Capital will be required to invest in enhancing organizational capacity, building an information infrastructure, and training multidisciplinary care teams, among other things. The committee believes it is appropriate for the public sector to take the lead in establishing an innovation fund to seed promising projects, but not to shoulder the full burden of the transition. Private-sector organizations, including foundations, purchasers, health care organizations, and others, should also make investments. High priority should be given to projects that are likely to result in making available in the public domain new programs, tools, and technologies that are broadly applicable throughout the health care sector.

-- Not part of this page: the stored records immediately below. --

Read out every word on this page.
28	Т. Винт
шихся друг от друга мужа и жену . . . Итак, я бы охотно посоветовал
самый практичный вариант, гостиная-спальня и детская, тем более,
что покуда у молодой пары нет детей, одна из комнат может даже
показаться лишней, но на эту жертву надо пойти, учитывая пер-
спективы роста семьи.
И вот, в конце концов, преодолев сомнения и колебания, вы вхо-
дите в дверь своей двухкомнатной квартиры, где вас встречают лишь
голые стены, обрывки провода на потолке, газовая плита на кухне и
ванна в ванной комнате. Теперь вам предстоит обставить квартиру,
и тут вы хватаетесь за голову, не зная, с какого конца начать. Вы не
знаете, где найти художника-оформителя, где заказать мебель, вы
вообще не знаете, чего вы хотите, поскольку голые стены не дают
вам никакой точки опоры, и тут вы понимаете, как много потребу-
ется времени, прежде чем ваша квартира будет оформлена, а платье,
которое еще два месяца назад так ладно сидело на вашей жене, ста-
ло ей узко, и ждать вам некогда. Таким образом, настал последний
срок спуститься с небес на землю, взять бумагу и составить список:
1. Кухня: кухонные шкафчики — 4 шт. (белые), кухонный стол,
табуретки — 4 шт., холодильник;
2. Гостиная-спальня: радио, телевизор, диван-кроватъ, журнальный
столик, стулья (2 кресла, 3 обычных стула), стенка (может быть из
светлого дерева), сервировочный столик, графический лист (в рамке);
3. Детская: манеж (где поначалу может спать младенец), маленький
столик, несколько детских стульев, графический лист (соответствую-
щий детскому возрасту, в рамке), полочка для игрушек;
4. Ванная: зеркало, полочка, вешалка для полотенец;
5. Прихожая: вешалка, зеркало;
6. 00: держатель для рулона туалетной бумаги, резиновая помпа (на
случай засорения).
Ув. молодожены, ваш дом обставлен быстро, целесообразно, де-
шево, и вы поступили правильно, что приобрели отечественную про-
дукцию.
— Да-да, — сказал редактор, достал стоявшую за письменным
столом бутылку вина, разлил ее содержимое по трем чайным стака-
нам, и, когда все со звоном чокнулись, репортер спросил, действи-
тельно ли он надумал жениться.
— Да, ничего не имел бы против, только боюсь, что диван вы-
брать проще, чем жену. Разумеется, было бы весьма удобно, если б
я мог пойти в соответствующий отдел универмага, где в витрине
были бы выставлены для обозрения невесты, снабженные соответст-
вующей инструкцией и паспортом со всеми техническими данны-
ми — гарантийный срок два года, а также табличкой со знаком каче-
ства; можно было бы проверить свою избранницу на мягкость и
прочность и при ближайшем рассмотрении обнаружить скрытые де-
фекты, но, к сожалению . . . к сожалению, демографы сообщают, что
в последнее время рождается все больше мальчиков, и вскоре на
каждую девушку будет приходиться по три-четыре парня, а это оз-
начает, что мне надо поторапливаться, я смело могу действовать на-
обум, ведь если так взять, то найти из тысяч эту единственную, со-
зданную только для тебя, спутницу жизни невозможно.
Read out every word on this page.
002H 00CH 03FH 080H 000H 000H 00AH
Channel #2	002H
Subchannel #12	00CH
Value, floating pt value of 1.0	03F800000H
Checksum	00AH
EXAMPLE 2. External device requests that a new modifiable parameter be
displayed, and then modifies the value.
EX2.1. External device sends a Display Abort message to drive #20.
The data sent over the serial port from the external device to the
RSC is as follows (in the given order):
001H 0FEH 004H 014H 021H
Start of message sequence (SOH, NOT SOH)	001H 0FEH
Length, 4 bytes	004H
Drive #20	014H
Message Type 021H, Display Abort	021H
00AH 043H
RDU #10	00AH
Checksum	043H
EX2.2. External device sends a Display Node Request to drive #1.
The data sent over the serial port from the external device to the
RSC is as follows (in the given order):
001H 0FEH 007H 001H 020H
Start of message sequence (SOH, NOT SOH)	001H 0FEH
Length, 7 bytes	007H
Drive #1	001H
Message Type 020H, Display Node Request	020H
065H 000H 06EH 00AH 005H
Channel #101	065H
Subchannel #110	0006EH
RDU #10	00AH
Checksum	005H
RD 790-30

Recommendation 6: Congress should establish a Health Care Quality Innovation Fund to support projects targeted at (1) achieving the six aims of safety, effectiveness, patient-centeredness, timeliness, efficiency, and equity; and/or (2) producing substantial improvements in quality for the priority conditions. The fund’s resources should be invested in projects that will produce a public-domain portfolio of programs, tools, and technologies of widespread applicability.

Americans now invest annually $1.1 trillion, or 13.5 percent, of the nation’s gross domestic product (GDP) in the health care sector (Health Care Financing Administration, 1999). This figure is expected to grow to more than $2 trillion, or 16 percent of GDP, by 2007 (Smith et al., 1998). The committee believes a sizable commitment, on the order of $1 billion over 3 to 5 years, is needed to strongly communicate the need for rapid and significant change in the health care system and to help initiate the transition. Just as a vigorous public commitment has led to the mapping of human DNA, a similar commitment is needed to help the nation’s health care system achieve the aims for improvement outlined above.

Building Organizational Supports for Change

Supporting front-line teams that deliver care are many types of health care organizations. Today, these are hospitals, physician practices, clinics, integrated delivery systems, and health plans, but new forms will unquestionably emerge. Whatever those forms, care that is responsive to patient needs and makes consistent use of the best evidence requires far more conscious and careful organization than we find today.

Organizations will need to negotiate successfully six major challenges. The first is to redesign care processes to serve more effectively the needs of the chronically ill for coordinated, seamless care across settings and clinicians and over time. The use of tools to organize and deliver care has lagged far behind biomedical and clinical knowledge. A number of well-understood design principles, drawn from other industries as well as some of today’s health care organizations, could help greatly in improving the care that is provided to patients.